Keen Team of China Takes Down Safari and Flash at Pwn2Own

Keen Team, a group of Chinese hackers, took down Apple Safari and Adobe Flash at the annual Pwn2Own contest.

VANCOUVER – One is the bug hunter, the other the exploit specialist.

Fang Jiahong and Liang Chen represented the Keen Team at Pwn2Own on Thursday, starting off the second day of the annual exploit festival with a quick takedown of Apple’s Safari browser. They then wrapped up the contest with a successful zero-day exploit of Adobe Flash, the second time the Adobe product was toppled.

For 2½ years, this emerging team of eight vulnerability researchers and exploit developers from China has nudged its way into the fray that is bug hunting and exploitation. Today’s Pwn2Own Safari win netted the Keen Team a $40,000 prize; the Flash bug $75,000. They said they will donate a portion of their winnings to charities representing the families of the missing Malaysian Airlines flight MH370.

Last November, the Keen Team won the Mobile Pwn2Own contest in Japan, cracking iOS 7.0.3 three weeks after the update was available to users. The victory was the first for a Chinese collective since the contest began six years earlier.

Jiahong and Chen, along with the remaining members of Keen Team, have known each other for the better part of a decade, beginning their careers working for Microsoft after graduating from Jiao Tong University in Shanghai with degrees in information security.

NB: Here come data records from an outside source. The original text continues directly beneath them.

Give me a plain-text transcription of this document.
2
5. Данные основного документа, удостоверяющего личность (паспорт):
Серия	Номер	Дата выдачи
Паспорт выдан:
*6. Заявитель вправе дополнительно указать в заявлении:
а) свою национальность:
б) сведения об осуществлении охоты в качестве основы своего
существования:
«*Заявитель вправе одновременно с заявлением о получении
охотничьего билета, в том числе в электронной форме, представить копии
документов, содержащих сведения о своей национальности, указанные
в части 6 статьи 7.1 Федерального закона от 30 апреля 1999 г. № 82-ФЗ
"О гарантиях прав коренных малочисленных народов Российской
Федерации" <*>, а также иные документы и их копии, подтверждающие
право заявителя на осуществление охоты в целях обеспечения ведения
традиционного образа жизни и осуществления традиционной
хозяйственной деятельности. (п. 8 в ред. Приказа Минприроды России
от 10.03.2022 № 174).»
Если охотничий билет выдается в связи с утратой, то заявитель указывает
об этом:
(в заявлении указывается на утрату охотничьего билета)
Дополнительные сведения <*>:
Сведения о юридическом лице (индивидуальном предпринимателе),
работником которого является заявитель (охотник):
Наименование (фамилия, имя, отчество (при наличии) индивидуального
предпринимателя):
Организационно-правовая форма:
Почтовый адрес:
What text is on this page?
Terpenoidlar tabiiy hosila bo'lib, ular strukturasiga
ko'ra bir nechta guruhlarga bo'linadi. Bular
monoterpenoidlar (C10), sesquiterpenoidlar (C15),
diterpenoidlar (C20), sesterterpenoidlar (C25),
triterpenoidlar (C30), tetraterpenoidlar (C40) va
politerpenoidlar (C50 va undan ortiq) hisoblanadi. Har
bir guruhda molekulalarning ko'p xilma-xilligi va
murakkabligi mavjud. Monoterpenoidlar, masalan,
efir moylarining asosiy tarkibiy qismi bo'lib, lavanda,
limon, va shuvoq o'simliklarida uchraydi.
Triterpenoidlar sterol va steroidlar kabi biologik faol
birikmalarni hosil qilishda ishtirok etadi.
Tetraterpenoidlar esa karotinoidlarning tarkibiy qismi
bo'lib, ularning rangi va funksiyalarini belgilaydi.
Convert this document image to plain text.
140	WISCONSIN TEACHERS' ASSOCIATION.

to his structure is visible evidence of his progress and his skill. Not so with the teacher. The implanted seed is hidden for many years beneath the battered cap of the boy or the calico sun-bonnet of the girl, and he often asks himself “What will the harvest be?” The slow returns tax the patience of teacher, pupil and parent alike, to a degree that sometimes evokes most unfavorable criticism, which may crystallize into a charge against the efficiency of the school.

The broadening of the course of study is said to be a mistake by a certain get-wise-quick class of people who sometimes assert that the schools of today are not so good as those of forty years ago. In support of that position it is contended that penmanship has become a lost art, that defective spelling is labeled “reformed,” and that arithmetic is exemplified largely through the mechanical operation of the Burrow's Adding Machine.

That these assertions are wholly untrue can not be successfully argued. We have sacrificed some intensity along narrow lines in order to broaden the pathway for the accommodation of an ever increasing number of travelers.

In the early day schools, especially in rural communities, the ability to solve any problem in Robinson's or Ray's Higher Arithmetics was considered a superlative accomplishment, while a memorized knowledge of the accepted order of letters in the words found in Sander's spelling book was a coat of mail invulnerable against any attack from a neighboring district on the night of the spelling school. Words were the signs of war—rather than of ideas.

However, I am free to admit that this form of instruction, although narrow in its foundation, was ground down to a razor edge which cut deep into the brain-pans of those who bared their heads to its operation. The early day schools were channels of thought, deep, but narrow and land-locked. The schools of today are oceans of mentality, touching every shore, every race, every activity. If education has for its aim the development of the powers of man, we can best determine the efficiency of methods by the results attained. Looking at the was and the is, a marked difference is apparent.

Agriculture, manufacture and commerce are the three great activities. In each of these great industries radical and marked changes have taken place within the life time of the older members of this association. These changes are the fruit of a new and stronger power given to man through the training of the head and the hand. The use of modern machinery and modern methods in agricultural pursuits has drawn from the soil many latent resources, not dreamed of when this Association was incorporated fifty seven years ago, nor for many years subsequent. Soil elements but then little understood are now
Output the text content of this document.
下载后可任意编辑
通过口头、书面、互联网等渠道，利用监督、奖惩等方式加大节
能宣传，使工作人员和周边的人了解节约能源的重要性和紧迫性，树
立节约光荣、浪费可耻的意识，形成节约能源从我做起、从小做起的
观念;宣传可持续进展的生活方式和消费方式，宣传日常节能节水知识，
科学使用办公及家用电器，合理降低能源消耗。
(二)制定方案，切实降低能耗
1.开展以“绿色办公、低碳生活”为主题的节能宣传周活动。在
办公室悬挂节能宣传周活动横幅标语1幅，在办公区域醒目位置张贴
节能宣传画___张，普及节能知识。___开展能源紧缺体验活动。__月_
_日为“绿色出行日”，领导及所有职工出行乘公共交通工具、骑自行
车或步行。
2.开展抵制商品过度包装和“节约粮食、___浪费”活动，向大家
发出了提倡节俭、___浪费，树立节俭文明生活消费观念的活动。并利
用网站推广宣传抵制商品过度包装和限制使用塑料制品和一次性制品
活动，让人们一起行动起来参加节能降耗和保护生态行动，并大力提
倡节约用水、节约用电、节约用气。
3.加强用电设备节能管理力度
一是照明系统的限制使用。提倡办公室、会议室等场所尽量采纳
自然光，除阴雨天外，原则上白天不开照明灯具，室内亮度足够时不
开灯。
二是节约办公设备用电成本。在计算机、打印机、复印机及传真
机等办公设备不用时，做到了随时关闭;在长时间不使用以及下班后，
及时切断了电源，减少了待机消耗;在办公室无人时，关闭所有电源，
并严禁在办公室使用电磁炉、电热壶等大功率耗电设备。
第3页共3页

Jiahong’s passion, he said, is digging for vulnerabilities, not only in Apple’s various platforms, but also for Microsoft products and mobile platforms. Android is his current area of focus.

“Liang is good at exploiting issues in different systems, advanced exploitations,” Jiahong said. “We have several people working on vulnerability digging, new ways of finding vulnerabilities and researching into other areas of infosec like Web security and mobile. We have a team of people focusing on vulnerability studies including exploitation.”

For their Pwn2Own Safari bug, Chen said Keen Team exploited two vulnerabilities: a heap overflow in the Safari Webkit that gave them arbitrary code execution. That wasn’t enough to pwn the underlying Mavericks version of OS X. Chen said he had to chain together two vulnerabilities to successfully exploit the system.

“We utilized another system vulnerability to bypass the sandbox to get a process running in the user’s context,” he said. The bugs were disclosed to HP’s Zero Day Initiative, which sponsored Pwn2Own and bought all of the vulnerabilities exploited during the contest. Apple was present as well for the disclosure.

“I think the Webkit fix will be relatively easy,” Chen said. “The system-level vulnerability is related to how they designed the application; it may be more difficult for them.”

Chen said the big challenge was bypassing the Safari sandbox because the exposed attack surface is so small compared to Internet Explorer, for example.

“For Apple, the OS is regarded as very safe and has a very good security architecture,” Chen said. “Even if you have a vulnerability, it’s very difficult to exploit. Today we demonstrated that with some advanced technology, the system is still able to be pwned. But in general, the security in OS X is higher than other operating systems.”

Jiahong can now focus on finding bugs in mobile operating systems, Android in particular. Android’s fragmentation—multiple vendors and hardware carriers each with their own flavor of Android and update policies—requires deeper study of the OS compared to iOS. Researchers, he said, focus only on the latest version of iOS because most users are on the latest rev.

“Google has been very good about security, but vendors write their own code or hardware vendors write their own kernel modules and drivers,” Jiahong said. “Your (research) methodology may not apply to every system.”